Two types of tracheostomy may be performed:
open surgical tracheostomy
(performed in the operating room) or
bedside percutaneous dilational tracheostomy
(PDT). PDT avoids transporting a critically ill patient out of the ICU but may be prone to complications in some patients (e.g., obese or prior neck surgery). The choice of procedure is dependent on patient characteristics, as well as the experience and preference of the surgeon.


  Types of tracheostomy tubes: Tubes come in metal or plastic varieties. Shiley and Portex brand tubes are plastic and come with or without cuffs. Cuffs are necessary when ventilatory support is needed and are always used as the initial tracheostomy tube. Jackson tubes are metal and are not cuffed. After the tracheostomy, the tube is kept undisturbed for 3 to 7 days to allow for formation of a well-healed tract. At this point, the original tube is changed to either a similar cuffed tube or to a cuffless tube (if ventilatory support is not required).


  Post-tracheostomy care: ENT will perform the first tracheostomy tube change after 3 to 7 days to ensure a well-healed tract has formed. Further trach changes can be performed by nursing staff on the floors or by the patient/family after discharge. Frequent cleaning or changing of the inner cannula is recommended to prevent obstruction by crusting (typically at least tid). A patient with a tracheostomy should always wear a high-humidity trach collar to thin secretions and have bedside suction catheters available.
All patients should have a spare trach in the room and should also have their obturator secured to the foot of the bed where it is easily accessible
. The obturator is the metal or plastic inner piece that facilitates reinsertion of the trach. Nurses and physicians caring for these patients should know its location and have immediate access to it.

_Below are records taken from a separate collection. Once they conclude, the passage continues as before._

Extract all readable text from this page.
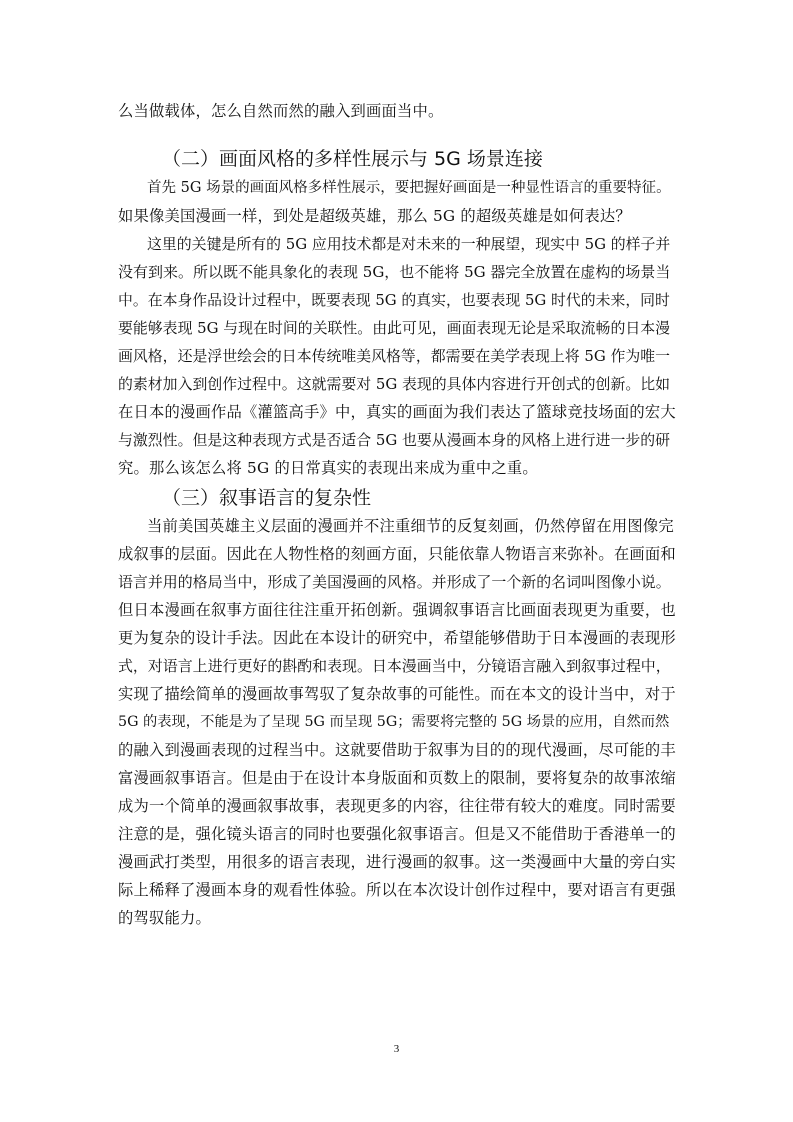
么当做载体，怎么自然而然的融入到画面当中。
（二）画面风格的多样性展示与 5G 场景连接
首先 5G 场景的画面风格多样性展示，要把握好画面是一种显性语言的重要特征。
如果像美国漫画一样，到处是超级英雄，那么 5G 的超级英雄是如何表达？
这里的关键是所有的 5G 应用技术都是对未来的一种展望，现实中 5G 的样子并
没有到来。所以既不能具象化的表现 5G，也不能将 5G 器完全放置在虚构的场景当
中。在本身作品设计过程中，既要表现 5G 的真实，也要表现 5G 时代的未来，同时
要能够表现 5G 与现在时间的关联性。由此可见，画面表现无论是采取流畅的日本漫
画风格，还是浮世绘会的日本传统唯美风格等，都需要在美学表现上将 5G 作为唯一
的素材加入到创作过程中。这就需要对 5G 表现的具体内容进行开创式的创新。比如
在日本的漫画作品《灌篮高手》中，真实的画面为我们表达了篮球竞技场面的宏大
与激烈性。但是这种表现方式是否适合 5G 也要从漫画本身的风格上进行进一步的研
究。那么该怎么将 5G 的日常真实的表现出来成为重中之重。
（三）叙事语言的复杂性
当前美国英雄主义层面的漫画并不注重细节的反复刻画，仍然停留在用图像完
成叙事的层面。因此在人物性格的刻画方面，只能依靠人物语言来弥补。在画面和
语言并用的格局当中，形成了美国漫画的风格。并形成了一个新的名词叫图像小说。
但日本漫画在叙事方面往往注重开拓创新。强调叙事语言比画面表现更为重要，也
更为复杂的设计手法。因此在本设计的研究中，希望能够借助于日本漫画的表现形
式，对语言上进行更好的斟酌和表现。日本漫画当中，分镜语言融入到叙事过程中，
实现了描绘简单的漫画故事驾驭了复杂故事的可能性。而在本文的设计当中，对于
5G 的表现，不能是为了呈现 5G 而呈现 5G；需要将完整的 5G 场景的应用，自然而然
的融入到漫画表现的过程当中。这就要借助于叙事为目的的现代漫画，尽可能的丰
富漫画叙事语言。但是由于在设计本身版面和页数上的限制，要将复杂的故事浓缩
成为一个简单的漫画叙事故事，表现更多的内容，往往带有较大的难度。同时需要
注意的是，强化镜头语言的同时也要强化叙事语言。但是又不能借助于香港单一的
漫画武打类型，用很多的语言表现，进行漫画的叙事。这一类漫画中大量的旁白实
际上稀释了漫画本身的观看性体验。所以在本次设计创作过程中，要对语言有更强
的驾驭能力。
3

  Dislodged tracheostomy tube: If the trach tube comes out, first assess the stability of the patient.

•  If in respiratory distress or with stridor, call the ENT consult or emergency airway pager immediately for assistance. You may reinsert the tube with the aid of the obturator (which will be secured at the bedside as noted above) and resecure the collar to prevent further dislodgement. If this is not possible or unsuccessful and the patient is decompensating, transoral endotracheal intubation is an option for most patients. The exception is a patient with previous laryngeal surgery who may have difficult transoral access (or no access in the case of a patient after a total laryngectomy).
•  If the patient is stable and comfortable, you may attempt to reinsert the tracheostomy tube as noted above. Using a small Kelly clamp to retract the skin, along with a bright
light source, may give a better view of the tract. Occasionally, passing the trach tube over a Foley catheter or nasogastric tube will do the trick.
•  If the patient is stridulous, talking, or breathing through the nose or mouth with the trach tube in place, it is likely in a false tract. If in proper position, most of the expired airflow should emanate through the tracheostomy tube and not the nose/mouth. Thus, you may feel for airflow through the tube. Also, passage of a tracheal suction catheter into the trachea via the tube should always elicit a cough and is a standard way of confirming proper tube placement. Removing the tube and reattempting with the methods above will usually allow for correct placement. If difficulty persists, call the ENT consult pager for assistance.

Epistaxis


  May be considered emergent, urgent, or routine based on volume of blood loss, hemodynamic stability, airway compromise, and whether the patient is currently bleeding. Be clear in defining the urgency of the consult when calling to elicit the appropriate rapidity of response.


  Pertinent history: Trauma (digital or facial)? Anticoagulant medications? Systemic diseases with bleeding diatheses (e.g., hemophilia, liver disease, von Willebrand disease, hereditary hemorrhagic telangiectasia)? Local nasal inflammation (e.g., rhinosinusitis, allergic rhinitis, digital trauma, foreign body)? Does the patient use nasally administered medications or nasal cannula oxygen?